Thursday, April 22, 2010

In Which I Am Humbled

As a parent, I often wonder if I'm doing it right. You know, when there's an issue with your child's morality or ethics or reasoning? And usually it's not one of those cut and dry cases, such as "don't fight", "don't steal", or "don't create policy that alienates half the country"...you know...the obvious stuff.

We happen to have a debater in our house. And it wouldn't be such a bad thing if he wasn't so good at it. We punish, he comes back with a well thought out speech that, more times than not, we find ourselves saying "you make a good point". But we stick to punishments and stay on guard for the smooth-talk and honey-ed words that only our 11-yr-old can conjure up. He's good. He's very good.

So we have to stay sharp. We have to stay in the Word. A good friend once told me when my kids were just babies that "you are the governor of their souls". Yipes. Parenting is like walking down a dark path while holding up a lantern to show them the way. I really hope we're going the right way. Good thing we've got Google Maps on our smartphone. (Google Maps= Scripture...you get the analogy...)

So the other day I walked into my child's room who's mission in life is to be a hostage negotiator. (He doesn't' know it yet, but that's what he's going to be.) There, written on his whiteboard next to his desk, was this:


"Have I spent time with the Lord today? Have I been a servant today?"

I was humbled. I wondered why he keeps asking if he could get us anything. I just thought it was because he wanted more computer time. He was just trying to be a servant.

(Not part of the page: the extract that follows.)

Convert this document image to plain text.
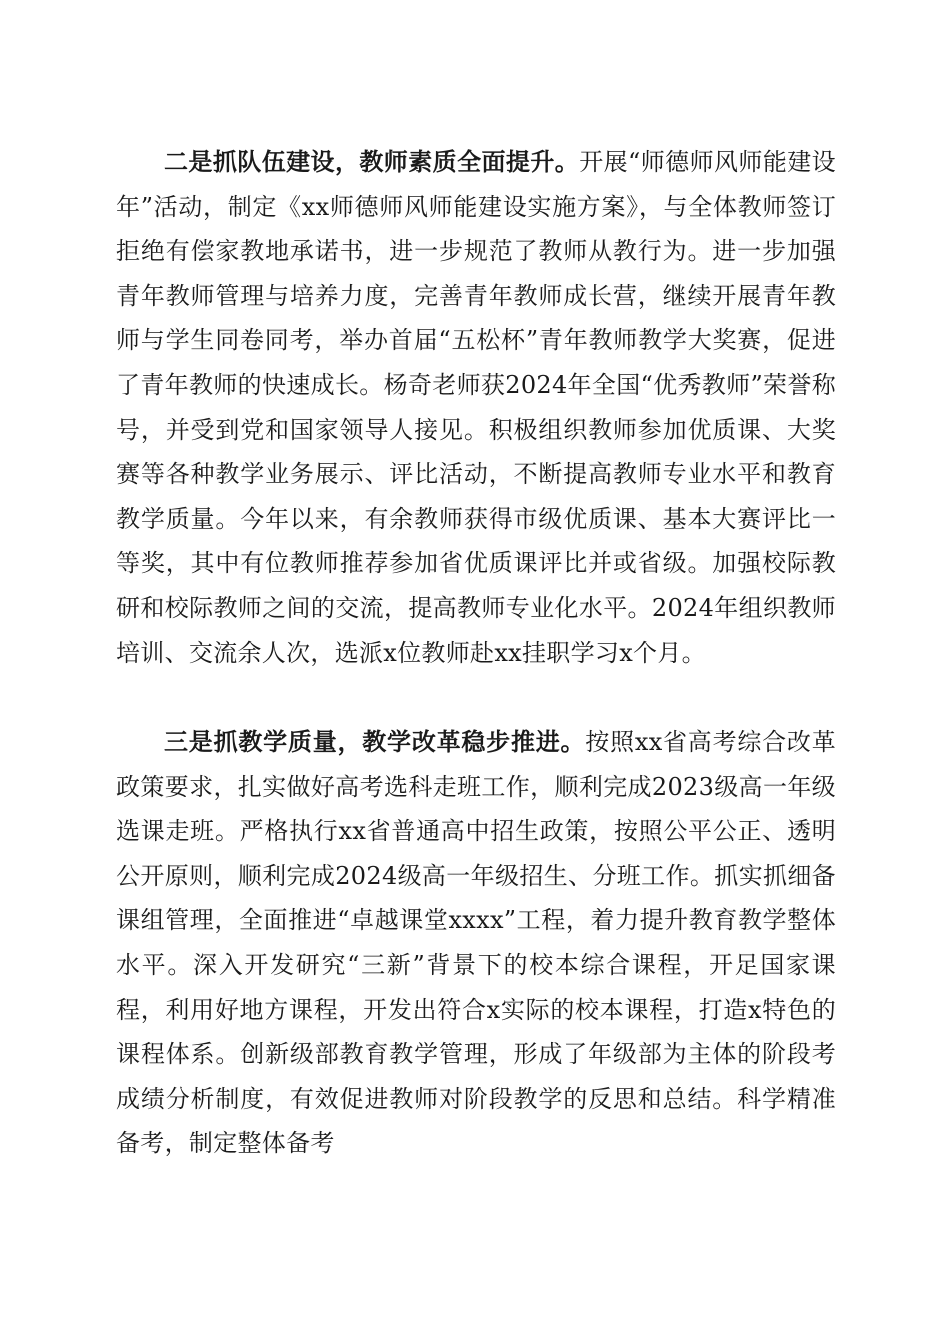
二是抓队伍建设，教师素质全面提升。开展“师德师风师能建设年”活动，制定《xx师德师风师能建设实施方案》，与全体教师签订拒绝有偿家教地承诺书，进一步规范了教师从教行为。进一步加强青年教师管理与培养力度，完善青年教师成长营，继续开展青年教师与学生同卷同考，举办首届“五松杯”青年教师教学大奖赛，促进了青年教师的快速成长。杨奇老师获2024年全国“优秀教师”荣誉称号，并受到党和国家领导人接见。积极组织教师参加优质课、大奖赛等各种教学业务展示、评比活动，不断提高教师专业水平和教育教学质量。今年以来，有余教师获得市级优质课、基本大赛评比一等奖，其中有位教师推荐参加省优质课评比并或省级。加强校际教研和校际教师之间的交流，提高教师专业化水平。2024年组织教师培训、交流余人次，选派x位教师赴xx挂职学习x个月。

三是抓教学质量，教学改革稳步推进。按照xx省高考综合改革政策要求，扎实做好高考选科走班工作，顺利完成2023级高一年级选课走班。严格执行xx省普通高中招生政策，按照公平公正、透明公开原则，顺利完成2024级高一年级招生、分班工作。抓实抓细备课组管理，全面推进“卓越课堂xxxx”工程，着力提升教育教学整体水平。深入开发研究“三新”背景下的校本综合课程，开足国家课程，利用好地方课程，开发出符合x实际的校本课程，打造x特色的课程体系。创新级部教育教学管理，形成了年级部为主体的阶段考成绩分析制度，有效促进教师对阶段教学的反思和总结。科学精准备考，制定整体备考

Parenting is hard work. You have to stay on top of things 24/7. But I know that despite my best efforts they're going to stumble. They're going to make bad decisions.

But God takes these little moments in my life to say, "I got this. You're doin' okay, but I've got my hand on him so chill out."

Saturday, February 13, 2010

Skitzy Chicks Video Blog #21



To check out the rest of our Skitzy Chicks video blogs, visit our FB page at www.facebook.com/skitzychicks or on Tangle at www.tangle.com/skitzychicks.

Tuesday, February 9, 2010

If I Knew Then...

If I knew then what I know now...

...I'd have looked more into that 15 year mortgage instead of the 30 year.

...I would never have wished for my kids to be out of diapers...or car seats...or whatever was the next stage of their life.

...I would never have spent so much time worrying about what other people thought.

...I would never have gotten a credit card...or the one after that...or the one after that.

...I wouldn't have dated...certain guys.

...I would have spoken out more.

...I would have stood up for myself more.

...I would have figured out what I believe a lot sooner.

...I would have auditioned for more musicals.

...I wouldn't have said that, or made that stupid remark, or yelled.

...I would have worked it out then and there instead of letting it simmer.

...I would have had better eating habits.

...I would have used sunscreen when I was a kid instead of slathering on baby oil and laying out in the sun for hours on end.

...I definitely wouldn't have had pouffey bangs and had my picture taken.

...I would have paid more attention in class.

...I would have asked more questions.

...I wouldn't have been in such a hurry to grow up.

...I wouldn't have needed a "then" that made me who I am and got me to where I am now.